BERLINER MORGENPOST: Ein paar Euro mehr lösen die Hartz-Probleme nicht – Leitartikel

Der Hartz-IV-Satz soll erhöht werden und dann
jährlich steigen. Für mehr als 600.000 Menschen in Berlin ist das
zunächst mal eine gute Nachricht. Der Bundesregierung bleibt kaum
etwas anderes übrig. Wer behauptet, die bisher 359 Euro Regelsatz
seien nicht Resultat einer politischen Entscheidung über das, was der
Staat seinen Armen zukommen lassen will, sondern Ausfluss einer
rationalen Kalkulation, muss diese Leistung auch irgendwann
veränderten Bedingungen anpassen. Ein paar Euro mehr seien den
Menschen gegönnt. Im Grundsatz wird das jedoch wenig ändern.
Regelsatz plus Miete und Versicherung reichten schon bisher für ein
bescheidenes und diszipliniertes Leben, zumal im armen Berlin. Wenn
die aufgeregte Soziallobby behauptet, man könne mit Hartz IV seine
Kinder nicht anständig ernähren, ist das ein Affront gegen die
Hunderttausenden, die genau das jeden Tag in Würde schaffen. Und
gegen diejenigen, die mit Arbeit nicht viel mehr bekommen, sowieso.

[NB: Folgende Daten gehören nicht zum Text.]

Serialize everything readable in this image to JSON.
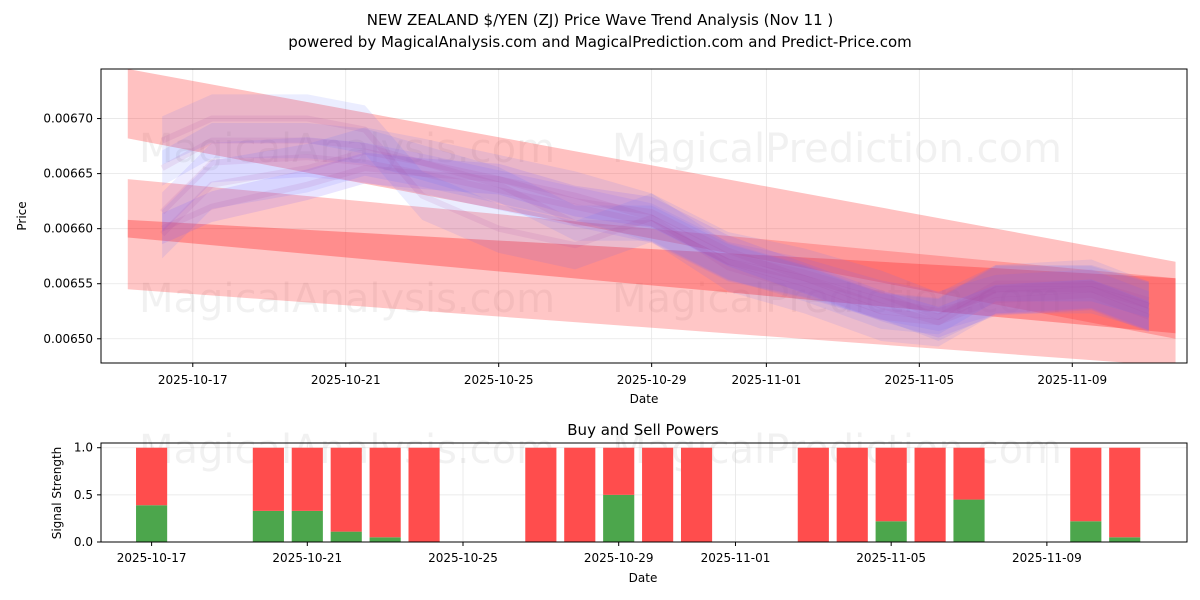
{
  "chart_data": [
    {
      "type": "area",
      "title_line1": "NEW ZEALAND $/YEN (ZJ) Price Wave Trend Analysis (Nov 11 )",
      "title_line2": "powered by MagicalAnalysis.com and MagicalPrediction.com and Predict-Price.com",
      "xlabel": "Date",
      "ylabel": "Price",
      "x_ticks": [
        "2025-10-17",
        "2025-10-21",
        "2025-10-25",
        "2025-10-29",
        "2025-11-01",
        "2025-11-05",
        "2025-11-09"
      ],
      "x_tick_days": [
        2,
        6,
        10,
        14,
        17,
        21,
        25
      ],
      "y_ticks": [
        "0.00650",
        "0.00655",
        "0.00660",
        "0.00665",
        "0.00670"
      ],
      "y_tick_values": [
        0.0065,
        0.00655,
        0.0066,
        0.00665,
        0.0067
      ],
      "xlim_days": [
        -0.4,
        28.0
      ],
      "ylim": [
        0.006478,
        0.006745
      ],
      "watermarks": [
        "MagicalAnalysis.com",
        "MagicalPrediction.com",
        "MagicalAnalysis.com",
        "MagicalPrediction.com"
      ],
      "red_bands": [
        {
          "x": [
            0.3,
            27.7
          ],
          "upper": [
            0.006745,
            0.00657
          ],
          "lower": [
            0.006682,
            0.0065
          ],
          "opacity": 0.3
        },
        {
          "x": [
            0.3,
            27.7
          ],
          "upper": [
            0.006645,
            0.006555
          ],
          "lower": [
            0.006545,
            0.006475
          ],
          "opacity": 0.28
        },
        {
          "x": [
            0.3,
            27.7
          ],
          "upper": [
            0.006608,
            0.006555
          ],
          "lower": [
            0.006592,
            0.006505
          ],
          "opacity": 0.38
        }
      ],
      "blue_waves": [
        {
          "x": [
            1.2,
            2.5,
            5.0,
            6.5,
            8.0,
            10.0,
            12.0,
            14.0,
            16.0,
            18.0,
            20.0,
            21.5,
            23.0,
            25.5,
            27.0
          ],
          "y": [
            0.006595,
            0.00664,
            0.006655,
            0.00667,
            0.00666,
            0.006645,
            0.00663,
            0.00661,
            0.006575,
            0.00656,
            0.00654,
            0.00652,
            0.006545,
            0.00655,
            0.00653
          ],
          "w": 2.2e-05,
          "opacity": 0.13
        },
        {
          "x": [
            1.2,
            2.5,
            5.0,
            6.5,
            8.0,
            10.0,
            12.0,
            14.0,
            16.0,
            18.0,
            20.0,
            21.5,
            23.0,
            25.5,
            27.0
          ],
          "y": [
            0.006615,
            0.00666,
            0.006665,
            0.00666,
            0.00665,
            0.006635,
            0.00662,
            0.006605,
            0.00657,
            0.006555,
            0.006535,
            0.006525,
            0.00654,
            0.006545,
            0.006525
          ],
          "w": 1.8e-05,
          "opacity": 0.13
        },
        {
          "x": [
            1.2,
            2.5,
            5.0,
            6.5,
            8.0,
            10.0,
            12.0,
            14.0,
            16.0,
            18.0,
            20.0,
            21.5,
            23.0,
            25.5,
            27.0
          ],
          "y": [
            0.00668,
            0.0067,
            0.0067,
            0.00669,
            0.00663,
            0.0066,
            0.006585,
            0.00661,
            0.006565,
            0.006545,
            0.00652,
            0.006515,
            0.006545,
            0.006545,
            0.00653
          ],
          "w": 2.2e-05,
          "opacity": 0.12
        },
        {
          "x": [
            1.2,
            2.5,
            5.0,
            6.5,
            8.0,
            10.0,
            12.0,
            14.0,
            16.0,
            18.0,
            20.0,
            21.5,
            23.0,
            25.5,
            27.0
          ],
          "y": [
            0.0066,
            0.00662,
            0.00664,
            0.006655,
            0.00665,
            0.006645,
            0.006625,
            0.006615,
            0.00658,
            0.006555,
            0.00653,
            0.006515,
            0.006535,
            0.00654,
            0.00652
          ],
          "w": 1.4e-05,
          "opacity": 0.16
        },
        {
          "x": [
            1.2,
            2.5,
            5.0,
            6.5,
            8.0,
            10.0,
            12.0,
            14.0,
            16.0,
            18.0,
            20.0,
            21.5,
            23.0,
            25.5,
            27.0
          ],
          "y": [
            0.006655,
            0.00668,
            0.00668,
            0.006675,
            0.00666,
            0.00664,
            0.006605,
            0.006605,
            0.00657,
            0.00655,
            0.006525,
            0.00652,
            0.00655,
            0.00655,
            0.006535
          ],
          "w": 1.6e-05,
          "opacity": 0.12
        }
      ]
    },
    {
      "type": "bar",
      "title": "Buy and Sell Powers",
      "xlabel": "Date",
      "ylabel": "Signal Strength",
      "y_ticks": [
        "0.0",
        "0.5",
        "1.0"
      ],
      "y_tick_values": [
        0.0,
        0.5,
        1.0
      ],
      "x_ticks": [
        "2025-10-17",
        "2025-10-21",
        "2025-10-25",
        "2025-10-29",
        "2025-11-01",
        "2025-11-05",
        "2025-11-09"
      ],
      "x_tick_days": [
        0,
        4,
        8,
        12,
        15,
        19,
        23
      ],
      "xlim_days": [
        -1.3,
        26.6
      ],
      "ylim": [
        0,
        1.05
      ],
      "colors": {
        "buy": "#4ca64c",
        "sell": "#ff4d4d"
      },
      "bars": [
        {
          "day": 0,
          "buy": 0.39,
          "sell": 0.61
        },
        {
          "day": 3,
          "buy": 0.33,
          "sell": 0.67
        },
        {
          "day": 4,
          "buy": 0.33,
          "sell": 0.67
        },
        {
          "day": 5,
          "buy": 0.11,
          "sell": 0.89
        },
        {
          "day": 6,
          "buy": 0.05,
          "sell": 0.95
        },
        {
          "day": 7,
          "buy": 0.0,
          "sell": 1.0
        },
        {
          "day": 10,
          "buy": 0.0,
          "sell": 1.0
        },
        {
          "day": 11,
          "buy": 0.0,
          "sell": 1.0
        },
        {
          "day": 12,
          "buy": 0.5,
          "sell": 0.5
        },
        {
          "day": 13,
          "buy": 0.0,
          "sell": 1.0
        },
        {
          "day": 14,
          "buy": 0.0,
          "sell": 1.0
        },
        {
          "day": 17,
          "buy": 0.0,
          "sell": 1.0
        },
        {
          "day": 18,
          "buy": 0.0,
          "sell": 1.0
        },
        {
          "day": 19,
          "buy": 0.22,
          "sell": 0.78
        },
        {
          "day": 20,
          "buy": 0.0,
          "sell": 1.0
        },
        {
          "day": 21,
          "buy": 0.45,
          "sell": 0.55
        },
        {
          "day": 24,
          "buy": 0.22,
          "sell": 0.78
        },
        {
          "day": 25,
          "buy": 0.05,
          "sell": 0.95
        }
      ]
    }
  ]
}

Niemand möge sich jedoch Illusionen hingeben: Der Frust über Hartz IV
wird nicht schwinden. Die wenigsten Langzeitarbeitslosen erwarten von
der Abgaben zahlenden Gemeinschaft eine Alimentierung auf üppigerem
Niveau. Aber sie erwarten, dass sie ernst genommen werden. Genau das
geschieht in den Jobcentern, die die Arbeitsfähigen unter den
Hartz-IV-Beziehern betreuen sollen, eben viel zu selten. Der Unmut
über sinnlose Beschäftigungsmaßnahmen und den x-ten
Qualifizierungskurs ist verbreitet. Im Jobcenter Mitte ergab eine
interne Prüfung, dass ein hoher Anteil von geförderten Jobs
unrechtmäßig vergeben wurde. 100.000 Klagen sind bei Berlins
Sozialgerichten eingegangen, seit es Hartz IV gibt. Das heißt, jede
vierte Bedarfsgemeinschaft hat sich schon an ein Gericht gewandt. Das
mussten sie, weil die Verheißung der Hartz-IV-Gesetze, jeder sollte
einen persönlichen „Fallmanager“ haben und mit ihm individuell seine
Probleme besprechen können, nie eingelöst wurde. Im Jobcenter kann
man noch nicht mal anrufen, um zu seinem Bescheid eine Frage
loszuwerden. So endet jede zweite Klage zumindest mit einem
Teilerfolg der Arbeitslosen, weil die Behörde fehlerhaft gearbeitet
hat. Natürlich gibt es Arbeitslose, die machen es sich bequem.
Natürlich darf eine Behörde Leute sanktionieren, die nicht mitziehen.
Aber die Legitimation für solches Fordern wäre größer, wenn es mit
dem Fördern besser funktionierte. In den Jobcentern zeigt sich immer
noch ein Staatsversagen, das besser organisierte Gruppen der
Gesellschaft als Langzeitarbeitslose niemals hinnehmen würden. Wenn
Arbeitsministerin Ursula von der Leyen die Missstände in der Praxis
nicht behebt, zielt sie am Kern des Problems vorbei.